Wilkins reflects on the new National Museum of African American History and Culture
Dr. Craig L. Wilkins, a senior lecturer in architecture at Taubman College, reflects on the new National Museum of African American History and Culture in his article, “New Smithsonian museum creates moving statement” in the Detroit News (September 21, 2016). Wilkins was invited to a special preview of the museum a week before it opened to the public on September 24, 2016. The newest addition to the National Mall in Washington D.C., The National Museum of African American History and Culture is a project over a century in the making. Its location and its design represent the past, present, and future of the African American experience in ways that are both tangible and symbolic. On its architecture, Wilkins states “The design by F.A.B. — an unprecedented collaboration between architects of color Philip Freelon, David Adjaye, the late J. Max Bond, as well as the Michigan-based SmithGroup — can be described as a simple box upon which a network of delicate, intricately patterned panels are hung, the inspiration for which is drawn from the ironwork of enslaved craftsmen in New Orleans and Charleston, South Carolina.” Wilkins reflects on its history, design, and his personal experience visiting the museum.

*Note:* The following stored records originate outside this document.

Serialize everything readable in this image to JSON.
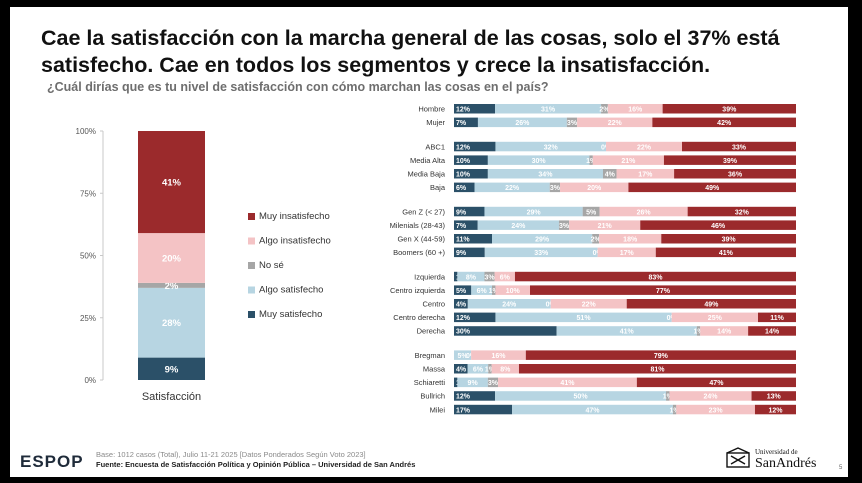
{
  "title": "Cae la satisfacción con la marcha general de las cosas, solo el 37% está satisfecho. Cae en todos los segmentos y crece la insatisfacción.",
  "subtitle": "¿Cuál dirías que es tu nivel de satisfacción con cómo marchan las cosas en el país?",
  "footer": {
    "base": "Base: 1012 casos (Total), Julio 11-21 2025 [Datos Ponderados Según Voto 2023]",
    "source": "Fuente: Encuesta de Satisfacción Política y Opinión Pública – Universidad de San Andrés"
  },
  "logos": {
    "espop": "ESPOP",
    "udesa_top": "Universidad de",
    "udesa_main": "SanAndrés"
  },
  "page_number": "5",
  "colors": {
    "muy_insatisfecho": "#9b2a2c",
    "algo_insatisfecho": "#f4c3c5",
    "no_se": "#a6a6a6",
    "algo_satisfecho": "#b7d5e2",
    "muy_satisfecho": "#2b5068"
  },
  "chart_data": [
    {
      "type": "bar",
      "stacked": true,
      "categories": [
        "Satisfacción"
      ],
      "ylim": [
        0,
        100
      ],
      "yticks": [
        "0%",
        "25%",
        "50%",
        "75%",
        "100%"
      ],
      "series": [
        {
          "name": "Muy satisfecho",
          "values": [
            9
          ]
        },
        {
          "name": "Algo satisfecho",
          "values": [
            28
          ]
        },
        {
          "name": "No sé",
          "values": [
            2
          ]
        },
        {
          "name": "Algo insatisfecho",
          "values": [
            20
          ]
        },
        {
          "name": "Muy insatisfecho",
          "values": [
            41
          ]
        }
      ],
      "legend": [
        "Muy insatisfecho",
        "Algo insatisfecho",
        "No sé",
        "Algo satisfecho",
        "Muy satisfecho"
      ]
    },
    {
      "type": "bar",
      "orientation": "horizontal",
      "stacked": true,
      "groups": [
        {
          "rows": [
            {
              "label": "Hombre",
              "values": [
                12,
                31,
                2,
                16,
                39
              ]
            },
            {
              "label": "Mujer",
              "values": [
                7,
                26,
                3,
                22,
                42
              ]
            }
          ]
        },
        {
          "rows": [
            {
              "label": "ABC1",
              "values": [
                12,
                32,
                0,
                22,
                33
              ]
            },
            {
              "label": "Media Alta",
              "values": [
                10,
                30,
                1,
                21,
                39
              ]
            },
            {
              "label": "Media Baja",
              "values": [
                10,
                34,
                4,
                17,
                36
              ]
            },
            {
              "label": "Baja",
              "values": [
                6,
                22,
                3,
                20,
                49
              ]
            }
          ]
        },
        {
          "rows": [
            {
              "label": "Gen Z (< 27)",
              "values": [
                9,
                29,
                5,
                26,
                32
              ]
            },
            {
              "label": "Milenials (28-43)",
              "values": [
                7,
                24,
                3,
                21,
                46
              ]
            },
            {
              "label": "Gen X (44-59)",
              "values": [
                11,
                29,
                2,
                18,
                39
              ]
            },
            {
              "label": "Boomers (60 +)",
              "values": [
                9,
                33,
                0,
                17,
                41
              ]
            }
          ]
        },
        {
          "rows": [
            {
              "label": "Izquierda",
              "values": [
                1,
                8,
                3,
                6,
                83
              ]
            },
            {
              "label": "Centro izquierda",
              "values": [
                5,
                6,
                1,
                10,
                77
              ]
            },
            {
              "label": "Centro",
              "values": [
                4,
                24,
                0,
                22,
                49
              ]
            },
            {
              "label": "Centro derecha",
              "values": [
                12,
                51,
                0,
                25,
                11
              ]
            },
            {
              "label": "Derecha",
              "values": [
                30,
                41,
                1,
                14,
                14
              ]
            }
          ]
        },
        {
          "rows": [
            {
              "label": "Bregman",
              "values": [
                0,
                5,
                0,
                16,
                79
              ]
            },
            {
              "label": "Massa",
              "values": [
                4,
                6,
                1,
                8,
                81
              ]
            },
            {
              "label": "Schiaretti",
              "values": [
                1,
                9,
                3,
                41,
                47
              ]
            },
            {
              "label": "Bullrich",
              "values": [
                12,
                50,
                1,
                24,
                13
              ]
            },
            {
              "label": "Milei",
              "values": [
                17,
                47,
                1,
                23,
                12
              ]
            }
          ]
        }
      ]
    }
  ]
}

Wilkins writes “In a most particular way, the journey to create the National Museum of African American History and Culture is the journey of a people; an emphatic response to Langston Hughes’ famous poetic query, ‘What happens to a dream deferred?’ At its core, the new museum is essentially about that dream: how contagious it can be, how stubbornly fragile it remains and how deep its roots can run. It extends the understanding of the African-American, as well as our collective American experience in a country optimistic enough about its future to have elected its first African-American president yet still deeply conflicted about its racial past and present. The museum begins its effort to move a nation to the celebration it holds behind its complex, filigreed walls by staking permanent claim to its rightful place on the nation’s most prominent stage.”